Image of the “One Thousand Museum” skyscraper in Miami, where businessman Luis Mariano Rodríguez Cabello purchased an apartment for 5.3 million. Image of the “One Thousand Museum” skyscraper in Miami, where businessman Luis Mariano Rodríguez Cabello purchased an apartment for 5.3 million. “One Thousand Museum”, by Zaha Hadid Architects (Miami, USA)

In 2019, Rodríguez Cabello managed to evade Spain’s extradition request from the Venezuelan authorities, who accused him of corruption. The active financial operator was not the only member of the property to be seduced by the architectural excellence of this exclusive Miami building, which has caught the attention of celebrities such as David Beckham, who bought there in 2020 for $18 million Penthouse acquired Vanity Fair.

Diego Salazar, now incarcerated in a Venezuelan prison for corruption, also bought a $15.3 million property at the One Thousand Museum in 2014 through the holding company Worldwide Traders Line.

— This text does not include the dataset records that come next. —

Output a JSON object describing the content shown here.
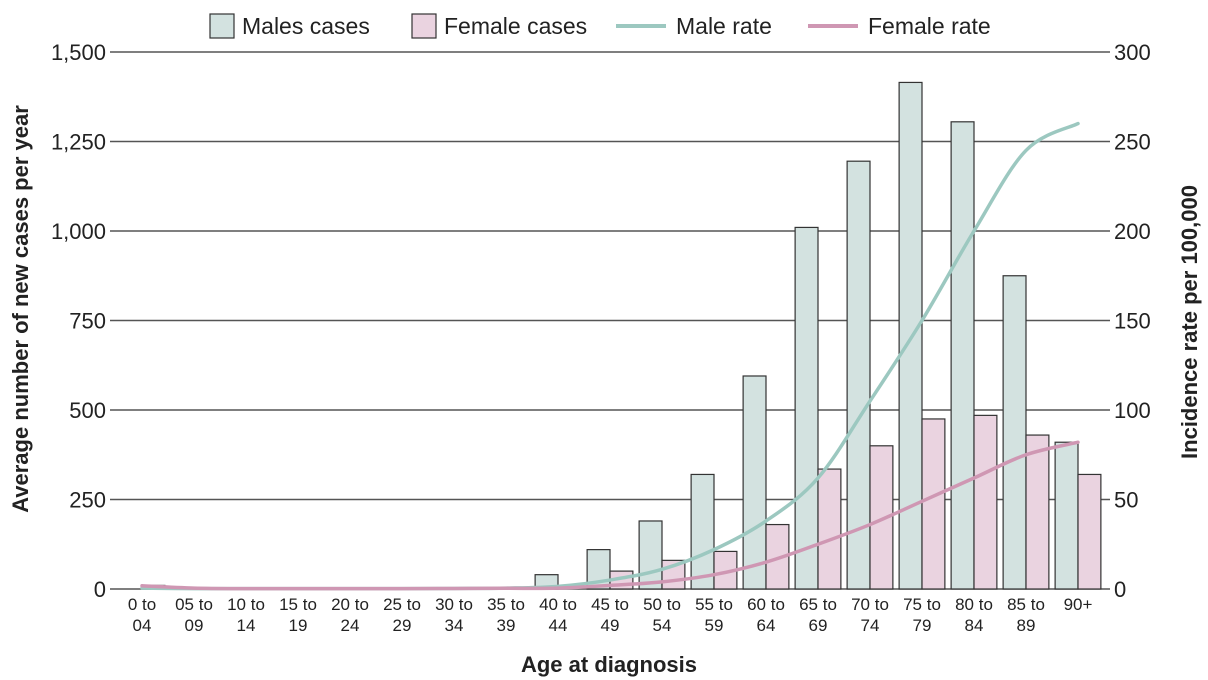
{
  "chart_data": {
    "type": "bar",
    "title": "",
    "xlabel": "Age at diagnosis",
    "ylabel": "Average number of new cases per year",
    "y2label": "Incidence rate per 100,000",
    "ylim": [
      0,
      1500
    ],
    "y2lim": [
      0,
      300
    ],
    "yticks": [
      "0",
      "250",
      "500",
      "750",
      "1,000",
      "1,250",
      "1,500"
    ],
    "y2ticks": [
      "0",
      "50",
      "100",
      "150",
      "200",
      "250",
      "300"
    ],
    "grid": true,
    "legend_position": "top",
    "categories": [
      [
        "0 to",
        "04"
      ],
      [
        "05 to",
        "09"
      ],
      [
        "10 to",
        "14"
      ],
      [
        "15 to",
        "19"
      ],
      [
        "20 to",
        "24"
      ],
      [
        "25 to",
        "29"
      ],
      [
        "30 to",
        "34"
      ],
      [
        "35 to",
        "39"
      ],
      [
        "40 to",
        "44"
      ],
      [
        "45 to",
        "49"
      ],
      [
        "50 to",
        "54"
      ],
      [
        "55 to",
        "59"
      ],
      [
        "60 to",
        "64"
      ],
      [
        "65 to",
        "69"
      ],
      [
        "70 to",
        "74"
      ],
      [
        "75 to",
        "79"
      ],
      [
        "80 to",
        "84"
      ],
      [
        "85 to",
        "89"
      ],
      [
        "90+",
        ""
      ]
    ],
    "series": [
      {
        "name": "Males cases",
        "kind": "bar",
        "axis": "left",
        "color": "#d3e2e0",
        "values": [
          0,
          0,
          0,
          0,
          0,
          0,
          0,
          0,
          40,
          110,
          190,
          320,
          595,
          1010,
          1195,
          1415,
          1305,
          875,
          410
        ]
      },
      {
        "name": "Female cases",
        "kind": "bar",
        "axis": "left",
        "color": "#ead3e0",
        "values": [
          10,
          0,
          0,
          0,
          0,
          0,
          0,
          0,
          0,
          50,
          80,
          105,
          180,
          335,
          400,
          475,
          485,
          430,
          320
        ]
      },
      {
        "name": "Male rate",
        "kind": "line",
        "axis": "right",
        "color": "#9cc8c0",
        "values": [
          0.5,
          0.2,
          0.2,
          0.2,
          0.2,
          0.2,
          0.3,
          0.5,
          1.5,
          5,
          11,
          22,
          38,
          62,
          105,
          150,
          200,
          245,
          260
        ]
      },
      {
        "name": "Female rate",
        "kind": "line",
        "axis": "right",
        "color": "#cf97b3",
        "values": [
          1.8,
          0.5,
          0.2,
          0.2,
          0.2,
          0.2,
          0.3,
          0.4,
          0.5,
          2,
          4,
          8,
          15,
          25,
          36,
          49,
          62,
          75,
          82
        ]
      }
    ]
  }
}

With well-oiled machines, the network that plundered the Venezuelan oil company demanded 10% commission from Chinese companies, which then received bonuses from PDVSA. The team worked between 2007 and 2012 and included, among others, former Venezuelan deputy energy ministers Nervis Villalobos and Javier Alvarado. Through thirty fictitious Panamanian companies created by the Andorran bank and with accounts in tax havens such as Switzerland or Belize, the organization transferred the funds that ended up in Andorra, a country of 78,000 inhabitants that was protected by banking secrecy until 2017.

The looters hid their multi-million dollar commissions under the guise of consulting and consulting work – sometimes supported by a simple sheet of paper with several explanatory paragraphs – that investigators say did not exist.

An Andorran court has been investigating the colossal looting since 2015. The small Pyrenean principality prosecuted Salazar in 2018 for money laundering in a banking institution. And alongside him, oil company manager Francisco Jiménez Villarroel is also on trial in Andorra; the company’s former lawyer, Luis Carlos de León Pérez; including the Venezuelan insurance magnate Omar Farías and Rodríguez Cabello himself.

The European country’s judiciary also prosecuted in 2018 a dozen former directors of the BPA, the financial institution chosen by the corrupt conspiracy to hide its loot and which intervened in March 2015 for alleged money laundering for criminal groups.